The “comfort stations,” as District Ranger Kurt Nelson calls them, were made possible with matching grants from Idaho Department of Parks and Recreation.
They cost $20,000 each so they’re not inexpensive,” said Nelson. “We’ve been putting in for a grant for a couple years—we finally got on their radar and we were able to match the funding.”
The prefabricated vaults with ADA grab bars were made by CXT, the leading manufacturer of concrete restrooms, shower, concessions and storage buildings. They use Sweet Smelling Technology which was developed by the U.S. Forest Service in the early 1990s using passive ventilation to maintain an odor-free facility.

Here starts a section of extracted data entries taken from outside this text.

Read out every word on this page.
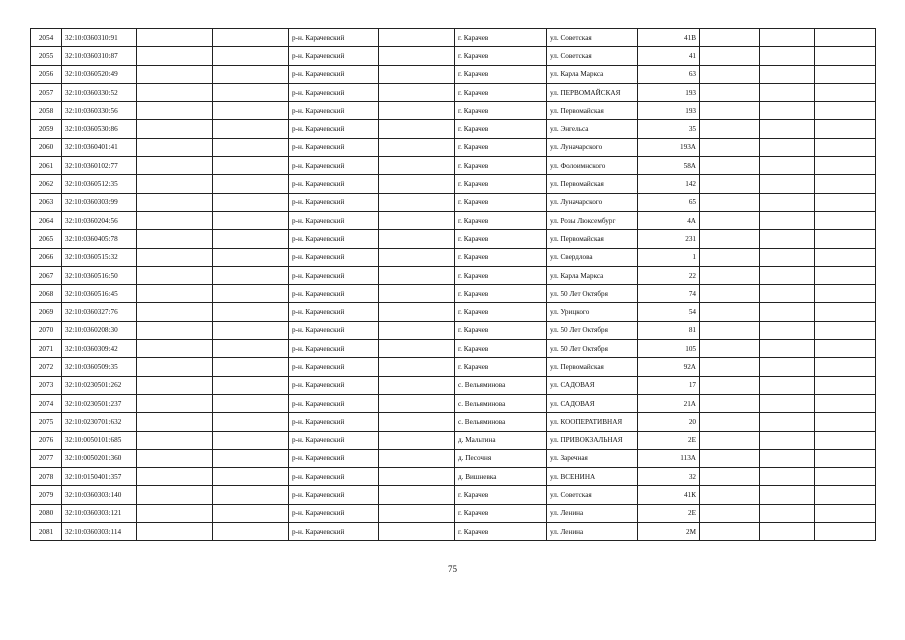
2054	32:10:0360310:91			р-н. Карачевский		г. Карачев	ул. Советская	41В			
2055	32:10:0360310:87			р-н. Карачевский		г. Карачев	ул. Советская	41			
2056	32:10:0360520:49			р-н. Карачевский		г. Карачев	ул. Карла Маркса	63			
2057	32:10:0360330:52			р-н. Карачевский		г. Карачев	ул. ПЕРВОМАЙСКАЯ	193			
2058	32:10:0360330:56			р-н. Карачевский		г. Карачев	ул. Первомайская	193			
2059	32:10:0360530:86			р-н. Карачевский		г. Карачев	ул. Энгельса	35			
2060	32:10:0360401:41			р-н. Карачевский		г. Карачев	ул. Луначарского	193А			
2061	32:10:0360102:77			р-н. Карачевский		г. Карачев	ул. Фолоимнского	58А			
2062	32:10:0360512:35			р-н. Карачевский		г. Карачев	ул. Первомайская	142			
2063	32:10:0360303:99			р-н. Карачевский		г. Карачев	ул. Луначарского	65			
2064	32:10:0360204:56			р-н. Карачевский		г. Карачев	ул. Розы Люксембург	4А			
2065	32:10:0360405:78			р-н. Карачевский		г. Карачев	ул. Первомайская	231			
2066	32:10:0360515:32			р-н. Карачевский		г. Карачев	ул. Свердлова	1			
2067	32:10:0360516:50			р-н. Карачевский		г. Карачев	ул. Карла Маркса	22			
2068	32:10:0360516:45			р-н. Карачевский		г. Карачев	ул. 50 Лет Октября	74			
2069	32:10:0360327:76			р-н. Карачевский		г. Карачев	ул. Урицкого	54			
2070	32:10:0360208:30			р-н. Карачевский		г. Карачев	ул. 50 Лет Октября	81			
2071	32:10:0360309:42			р-н. Карачевский		г. Карачев	ул. 50 Лет Октября	105			
2072	32:10:0360509:35			р-н. Карачевский		г. Карачев	ул. Первомайская	92А			
2073	32:10:0230501:262			р-н. Карачевский		с. Вельяминова	ул. САДОВАЯ	17			
2074	32:10:0230501:237			р-н. Карачевский		с. Вельяминова	ул. САДОВАЯ	21А			
2075	32:10:0230701:632			р-н. Карачевский		с. Вельяминова	ул. КООПЕРАТИВНАЯ	20			
2076	32:10:0050101:685			р-н. Карачевский		д. Мальтина	ул. ПРИВОКЗАЛЬНАЯ	2Е			
2077	32:10:0050201:360			р-н. Карачевский		д. Песочня	ул. Заречная	113А			
2078	32:10:0150401:357			р-н. Карачевский		д. Вишневка	ул. ВСЕНИНА	32			
2079	32:10:0360303:140			р-н. Карачевский		г. Карачев	ул. Советская	41К			
2080	32:10:0360303:121			р-н. Карачевский		г. Карачев	ул. Ленина	2Е			
2081	32:10:0360303:114			р-н. Карачевский		г. Карачев	ул. Ленина	2М			
75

Each of the vault toilets, which weighed 27,000 pounds in entirety, made its way from Spokane to Ketchum in three pieces on three separate semi trucks.

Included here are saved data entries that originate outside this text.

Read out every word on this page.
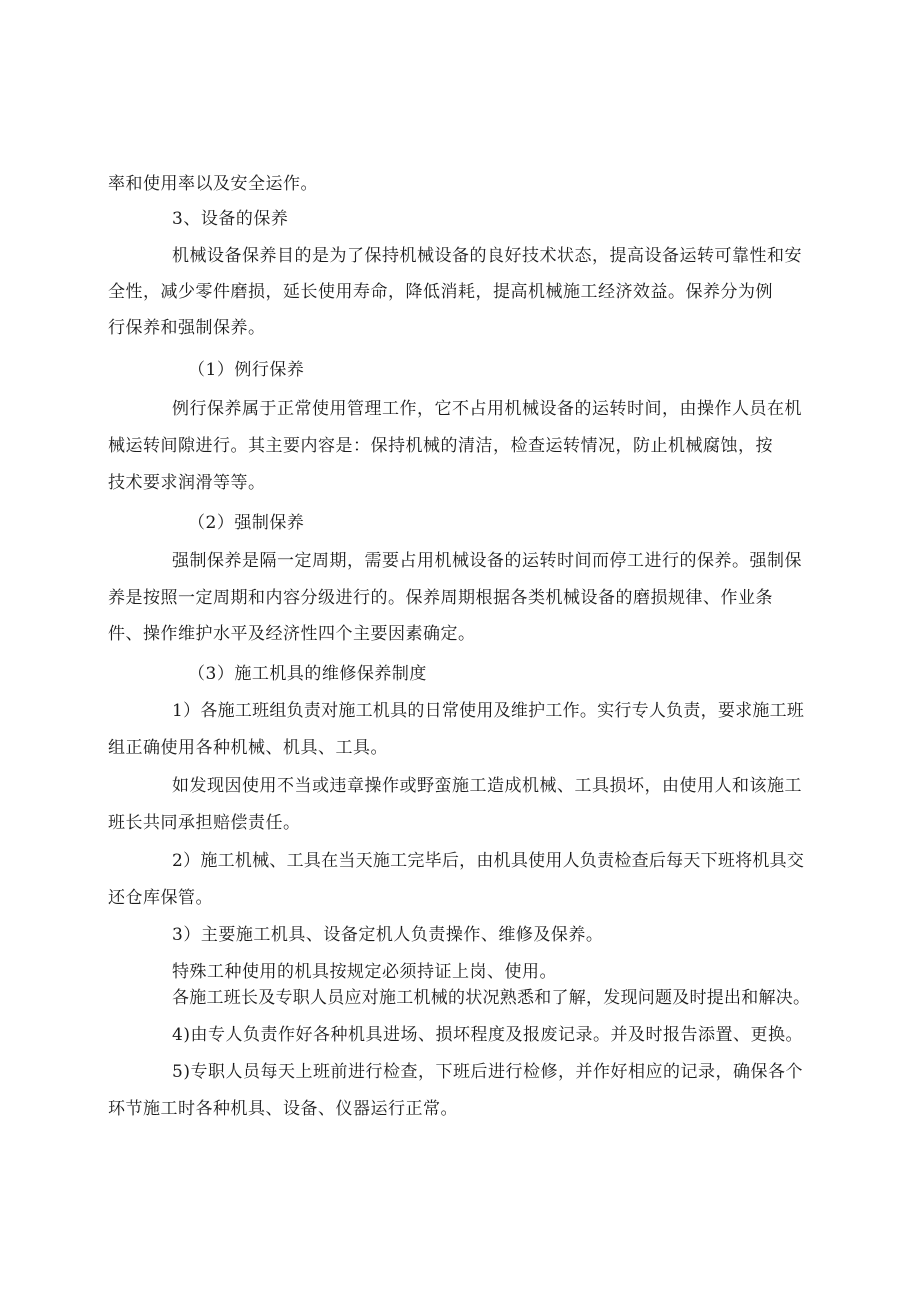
率和使用率以及安全运作。
3、设备的保养
机械设备保养目的是为了保持机械设备的良好技术状态，提高设备运转可靠性和安
全性，减少零件磨损，延长使用寿命，降低消耗，提高机械施工经济效益。保养分为例
行保养和强制保养。
（1）例行保养
例行保养属于正常使用管理工作，它不占用机械设备的运转时间，由操作人员在机
械运转间隙进行。其主要内容是：保持机械的清洁，检查运转情况，防止机械腐蚀，按
技术要求润滑等等。
（2）强制保养
强制保养是隔一定周期，需要占用机械设备的运转时间而停工进行的保养。强制保
养是按照一定周期和内容分级进行的。保养周期根据各类机械设备的磨损规律、作业条
件、操作维护水平及经济性四个主要因素确定。
（3）施工机具的维修保养制度
1）各施工班组负责对施工机具的日常使用及维护工作。实行专人负责，要求施工班
组正确使用各种机械、机具、工具。
如发现因使用不当或违章操作或野蛮施工造成机械、工具损坏，由使用人和该施工
班长共同承担赔偿责任。
2）施工机械、工具在当天施工完毕后，由机具使用人负责检查后每天下班将机具交
还仓库保管。
3）主要施工机具、设备定机人负责操作、维修及保养。
特殊工种使用的机具按规定必须持证上岗、使用。
各施工班长及专职人员应对施工机械的状况熟悉和了解，发现问题及时提出和解决。
4)由专人负责作好各种机具进场、损坏程度及报废记录。并及时报告添置、更换。
5)专职人员每天上班前进行检查，下班后进行检修，并作好相应的记录，确保各个
环节施工时各种机具、设备、仪器运行正常。
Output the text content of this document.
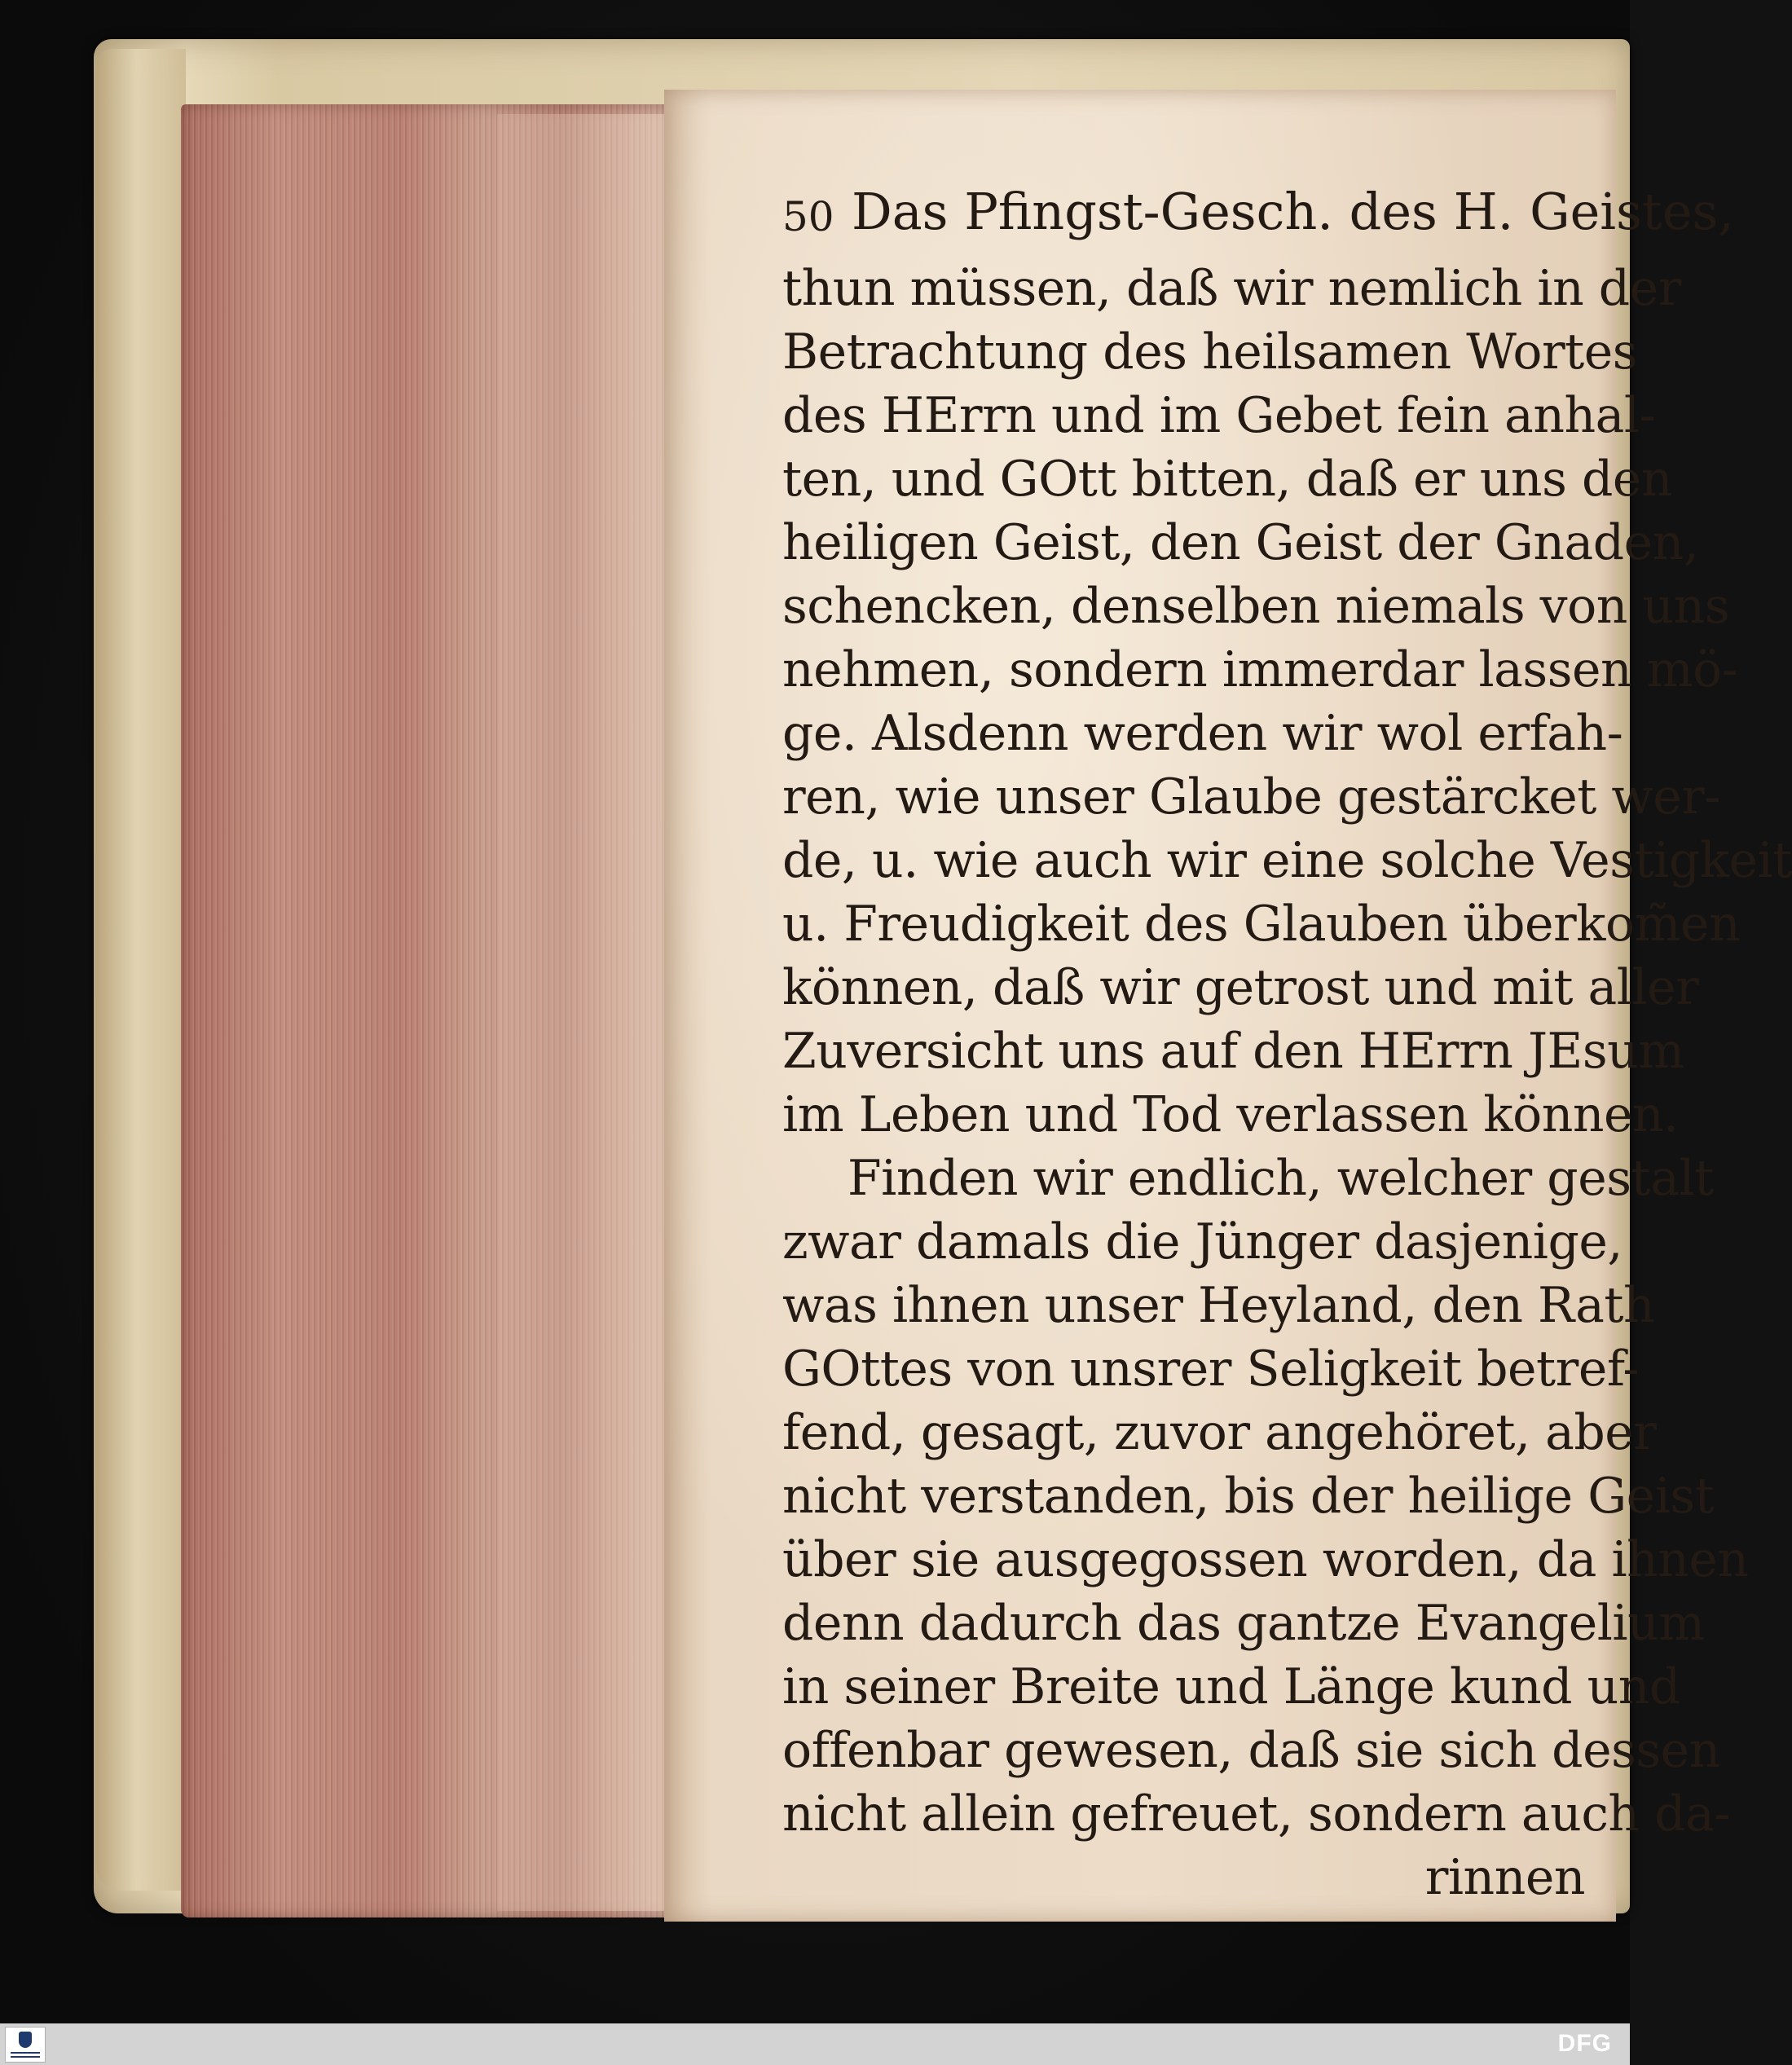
50 Das Pfingst-Gesch. des H. Geistes,
thun müssen, daß wir nemlich in der
Betrachtung des heilsamen Wortes
des HErrn und im Gebet fein anhal-
ten, und GOtt bitten, daß er uns den
heiligen Geist, den Geist der Gnaden,
schencken, denselben niemals von uns
nehmen, sondern immerdar lassen mö-
ge. Alsdenn werden wir wol erfah-
ren, wie unser Glaube gestärcket wer-
de, u. wie auch wir eine solche Vestigkeit
u. Freudigkeit des Glauben überkom̃en
können, daß wir getrost und mit aller
Zuversicht uns auf den HErrn JEsum
im Leben und Tod verlassen können.
Finden wir endlich, welcher gestalt
zwar damals die Jünger dasjenige,
was ihnen unser Heyland, den Rath
GOttes von unsrer Seligkeit betref-
fend, gesagt, zuvor angehöret, aber
nicht verstanden, bis der heilige Geist
über sie ausgegossen worden, da ihnen
denn dadurch das gantze Evangelium
in seiner Breite und Länge kund und
offenbar gewesen, daß sie sich dessen
nicht allein gefreuet, sondern auch da-
rinnen
DFG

The plan had been to install all on the same day, but that was foiled when one of the trucks broke down in Oregon.
Zach Poff, the recreation program manager for the Ketchum Ranger District, had to work his way through a parking lot full of bicyclists and hikers at 8:30 in the morning at Greenhorn to get enough space to situate the crane and semi to install the first toilet.
Still, he managed to finish the project in time to hotfoot it to Uncle John’s Corralto meet the second semi, only to find it had taken a wrong turn on its route through Arco, making it a little late.
Poff had already had a mini excavator dig a 15-foot-long hole nearly five feet deep near the hillside.
He had to orient the hole just right so that the vent stack on the outhouse would attract the maximum amount of sunlight to cause rising warm air to move unpleasant odors out of the building.
He also had to make sure the restroom would be situated where it could catch an afternoon breeze to further mitigate any unwanted aroma.
“It’s funny how much we in the Forest Service deal with waste, whether it’s human, dog or horse,” he said. “Fortunately, we have a partnership with the Environmental Resource Center to take care of pet waste at the trailheads. We used to do it and it’s a filthy job—especially when it’s 90 degree out and something drips and goes everywhere.
“Horses are probably the easiest to deal with,” he added. “Theirs is the most biodegradable because of what horses eat.”
The 94-foot-tall crane from Bellevue rolled into place and the driver got it ready, putting stabilizers down on heavy wooden rounds.
The crane picked up the 16,000-pound concrete vault, which will be able to accommodate a thousand gallons of waste, and lowered it into the hole as Poff and others helped guide it.
One of the workers jumped into the hole with a leveler and signaled for the crane to raise the vault back up while workers shoveled a little more dirt underneath.
The worker then spread an inch-thick double-sided sticky tape on top of the 3-inch thick walls and the crane lowered the middle section of the building on top.
Poff helped slip the 15-foot chimney through the hole meant for it and the crane lowered the top part of the building matching bolts with bolt holes to complete the trifecta.
The production attracted a number of sightseers ranging from hikers driving down the road to Pioneer Cabin to a group of mountain bikers who were visiting Sun Valley.
“We don’t need a toilet here,” one local mountain biker muttered under his breath as he cruised through.
“I hope this doesn’t attract more people on this trail,” voiced another.
"I've often thought it might be nice to have something like this here," said Kimmel.
The addition of two more toilets brings to 16 the number of vault toilets on the Ketchum Ranger District.
The delivery man handed Poff a can of touchup paint and three rolls of toilet paper to get things started.
But anyone who thought they might be the first to christen the new outhouse was sorely disappointed.
“You’ll have to hold it a little longer,” said Poff, eyeing a foot-wide moat around the toilet. “We’ll have to bring the mini excavator back and fill this in before we can become operational.”
TRAIL WORK UNDERWAY
An Idaho Conservation Corps crew started work this past week spraying weeds and invasive species along the Fox Creek Trail and trails in Adams Gulch.
Another has started rebuilding a trail in Federal Gulch in East Fork that was heavily damaged by the record snows of the 2016-2017 winter season.
And a local contractor will begin work on a 5.5-mile reroute of Alden Gulch off the Baker Creek Road on Wednesday. Hand crews will finish the project.